Language:Python 3.6
Kaggle link: https://www.kaggle.com/c/res2021/overview
There is rich semi-structured data on social media platforms. This dataset for this task is collected from an online photo-sharing social media platform Flickr. People share photos with others on Flickr and make connections (friends). The task is to recommend a list of items (photos) to each user given rich information on this social media platform.
The user-item interaction data is the main data for this challenge. This data is further split into training, validation, and test sets.
The training dataset contains a set of interactions between users and items (photos). If a user liked a photo (e.g., click the "heart" emoji which indicates a positive engagement), then there will be a record in the dataset. Test data. Each user is provided with a list with 100 candidate photos in the test dataset, you will need to check the candidate list and recommend the top 15 photos for each user.

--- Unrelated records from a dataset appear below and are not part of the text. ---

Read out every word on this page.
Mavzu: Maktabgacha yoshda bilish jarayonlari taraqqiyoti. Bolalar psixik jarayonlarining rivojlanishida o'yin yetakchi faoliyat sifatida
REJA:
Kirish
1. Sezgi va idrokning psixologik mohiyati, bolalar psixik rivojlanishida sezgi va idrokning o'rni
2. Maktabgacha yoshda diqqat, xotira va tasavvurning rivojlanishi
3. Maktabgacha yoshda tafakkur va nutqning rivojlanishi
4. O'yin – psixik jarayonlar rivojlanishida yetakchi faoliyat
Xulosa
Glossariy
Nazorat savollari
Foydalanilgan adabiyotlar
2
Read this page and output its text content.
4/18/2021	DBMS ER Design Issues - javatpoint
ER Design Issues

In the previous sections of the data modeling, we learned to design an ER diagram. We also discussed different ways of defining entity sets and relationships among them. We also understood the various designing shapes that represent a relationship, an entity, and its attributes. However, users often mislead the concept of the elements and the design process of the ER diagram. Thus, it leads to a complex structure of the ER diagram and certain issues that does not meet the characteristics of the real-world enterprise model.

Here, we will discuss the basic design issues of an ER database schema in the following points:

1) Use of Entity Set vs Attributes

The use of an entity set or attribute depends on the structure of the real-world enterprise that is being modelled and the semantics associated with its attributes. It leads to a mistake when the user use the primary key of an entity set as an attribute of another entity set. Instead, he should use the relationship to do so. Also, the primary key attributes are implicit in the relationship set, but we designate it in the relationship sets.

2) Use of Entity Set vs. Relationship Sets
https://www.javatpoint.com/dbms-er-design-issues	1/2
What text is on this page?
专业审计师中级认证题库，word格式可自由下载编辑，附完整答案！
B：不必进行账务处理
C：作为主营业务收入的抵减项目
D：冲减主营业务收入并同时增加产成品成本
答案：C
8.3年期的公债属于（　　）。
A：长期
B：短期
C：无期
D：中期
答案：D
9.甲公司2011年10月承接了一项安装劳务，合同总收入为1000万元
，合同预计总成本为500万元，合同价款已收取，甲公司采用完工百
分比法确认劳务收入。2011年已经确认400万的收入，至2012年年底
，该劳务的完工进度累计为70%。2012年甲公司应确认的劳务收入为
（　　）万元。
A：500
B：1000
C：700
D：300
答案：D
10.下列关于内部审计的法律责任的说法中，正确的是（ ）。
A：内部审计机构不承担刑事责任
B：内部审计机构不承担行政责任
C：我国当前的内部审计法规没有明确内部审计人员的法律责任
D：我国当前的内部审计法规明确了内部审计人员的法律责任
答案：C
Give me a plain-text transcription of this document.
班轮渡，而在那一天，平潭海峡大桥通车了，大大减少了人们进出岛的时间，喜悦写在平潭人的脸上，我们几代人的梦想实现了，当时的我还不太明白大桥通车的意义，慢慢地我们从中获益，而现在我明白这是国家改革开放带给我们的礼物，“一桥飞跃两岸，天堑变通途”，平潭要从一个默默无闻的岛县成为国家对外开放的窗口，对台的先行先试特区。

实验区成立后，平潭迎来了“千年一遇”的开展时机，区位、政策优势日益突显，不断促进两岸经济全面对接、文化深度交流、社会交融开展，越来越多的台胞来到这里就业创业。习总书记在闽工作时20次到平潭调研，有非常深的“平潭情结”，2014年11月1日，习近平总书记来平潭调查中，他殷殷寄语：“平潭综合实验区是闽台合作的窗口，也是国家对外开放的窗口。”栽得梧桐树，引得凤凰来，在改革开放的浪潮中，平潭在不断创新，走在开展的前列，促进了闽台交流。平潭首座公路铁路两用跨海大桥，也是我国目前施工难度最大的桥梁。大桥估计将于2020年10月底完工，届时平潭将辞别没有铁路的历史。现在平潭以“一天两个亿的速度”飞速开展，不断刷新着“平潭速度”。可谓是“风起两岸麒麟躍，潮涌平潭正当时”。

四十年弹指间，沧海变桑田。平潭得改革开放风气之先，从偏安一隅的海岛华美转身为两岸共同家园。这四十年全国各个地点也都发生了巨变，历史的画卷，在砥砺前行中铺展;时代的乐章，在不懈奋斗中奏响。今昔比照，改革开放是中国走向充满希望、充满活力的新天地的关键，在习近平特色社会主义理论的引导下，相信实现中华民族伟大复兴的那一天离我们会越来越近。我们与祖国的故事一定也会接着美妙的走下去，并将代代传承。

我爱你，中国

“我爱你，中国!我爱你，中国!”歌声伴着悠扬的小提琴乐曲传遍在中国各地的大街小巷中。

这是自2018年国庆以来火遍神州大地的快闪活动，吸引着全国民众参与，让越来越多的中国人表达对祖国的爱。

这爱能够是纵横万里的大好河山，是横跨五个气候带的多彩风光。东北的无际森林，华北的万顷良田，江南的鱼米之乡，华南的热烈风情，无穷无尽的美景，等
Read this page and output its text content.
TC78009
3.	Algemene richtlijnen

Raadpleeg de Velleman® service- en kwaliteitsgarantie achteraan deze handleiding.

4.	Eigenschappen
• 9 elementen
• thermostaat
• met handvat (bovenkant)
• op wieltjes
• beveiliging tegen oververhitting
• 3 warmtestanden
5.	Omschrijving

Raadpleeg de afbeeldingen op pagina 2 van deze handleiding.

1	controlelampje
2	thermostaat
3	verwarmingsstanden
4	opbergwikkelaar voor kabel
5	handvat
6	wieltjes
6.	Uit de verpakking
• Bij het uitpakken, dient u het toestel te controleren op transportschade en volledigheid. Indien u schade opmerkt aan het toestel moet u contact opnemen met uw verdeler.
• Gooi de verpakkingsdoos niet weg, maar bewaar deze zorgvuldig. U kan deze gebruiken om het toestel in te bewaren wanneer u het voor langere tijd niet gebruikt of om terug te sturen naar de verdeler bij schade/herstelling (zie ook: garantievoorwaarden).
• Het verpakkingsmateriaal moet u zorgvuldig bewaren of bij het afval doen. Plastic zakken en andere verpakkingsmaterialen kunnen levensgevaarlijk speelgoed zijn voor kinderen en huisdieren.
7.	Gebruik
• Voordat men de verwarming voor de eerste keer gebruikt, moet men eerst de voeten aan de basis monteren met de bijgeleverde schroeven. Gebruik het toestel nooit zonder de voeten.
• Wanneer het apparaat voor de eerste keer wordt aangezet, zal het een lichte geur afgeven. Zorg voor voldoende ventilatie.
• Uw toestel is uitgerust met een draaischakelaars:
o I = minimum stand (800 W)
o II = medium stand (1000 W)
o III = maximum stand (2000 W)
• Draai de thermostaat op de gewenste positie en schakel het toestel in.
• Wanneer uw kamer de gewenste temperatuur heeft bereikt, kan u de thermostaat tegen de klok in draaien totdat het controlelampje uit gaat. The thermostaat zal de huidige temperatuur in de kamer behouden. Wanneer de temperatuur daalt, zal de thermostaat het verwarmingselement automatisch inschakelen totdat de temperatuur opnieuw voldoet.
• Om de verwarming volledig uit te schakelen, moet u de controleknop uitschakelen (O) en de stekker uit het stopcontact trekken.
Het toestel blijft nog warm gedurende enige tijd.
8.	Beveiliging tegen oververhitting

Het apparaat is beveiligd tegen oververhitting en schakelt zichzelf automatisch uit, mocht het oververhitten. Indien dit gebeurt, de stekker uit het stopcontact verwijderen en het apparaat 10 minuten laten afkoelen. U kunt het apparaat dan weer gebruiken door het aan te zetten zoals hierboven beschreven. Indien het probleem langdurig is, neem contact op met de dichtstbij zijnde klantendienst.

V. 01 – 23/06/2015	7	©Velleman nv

A validation dataset that you may use to tune your model. The dataset format is similar to the Test dataset, except that the ground truth of the rating is given. Your task is to train a recommender system and generate the outputs for the test data.
In addition to the interaction data (training data), you are also provided with the following information:
Each photo is represented as a 256-dimensional embedding which is extracted from a pre-training deep learning framework. User information. Each user is represented as a 256-dimensional feature representation, which is the average of the image feature representations she liked in the training data
If two users are friends, there will be a link between two users.
Please note that the user, item, social information are optional data for this challenge. You don't have to use it. It is your own choice to determine if the information should be used or not.
The metric to be used in this challenge is the Normalized Discounted Cumulative Gain (NDCG) at K, with K=15 in this task.
Brief description of NDCG can be found here. http://fastml.com/evaluating-recommender-systems/
A recommender returns some items and we’d like to compute how good the list is. Each item has a relevance score, usually a non-negative number. That’s gain. For items we don’t have user feedback for we usually set the gain to zero.
Now we add up those scores; that’s cumulative gain. We’d prefer to see the most relevant items at the top of the list, therefore before summing the scores we divide each by a growing number (usually a logarithm of the item position) - that’s discounting - and get a DCG.
DCGs are not directly comparable between users, so we normalize them. The worst possible DCG when using non-negative relevance scores is zero. To get the best, we arrange all the items in the test set in the ideal order, take first K items and compute DCG for them. Then we divide the raw DCG by this ideal DCG to get NDCG@K, a number between 0 and 1.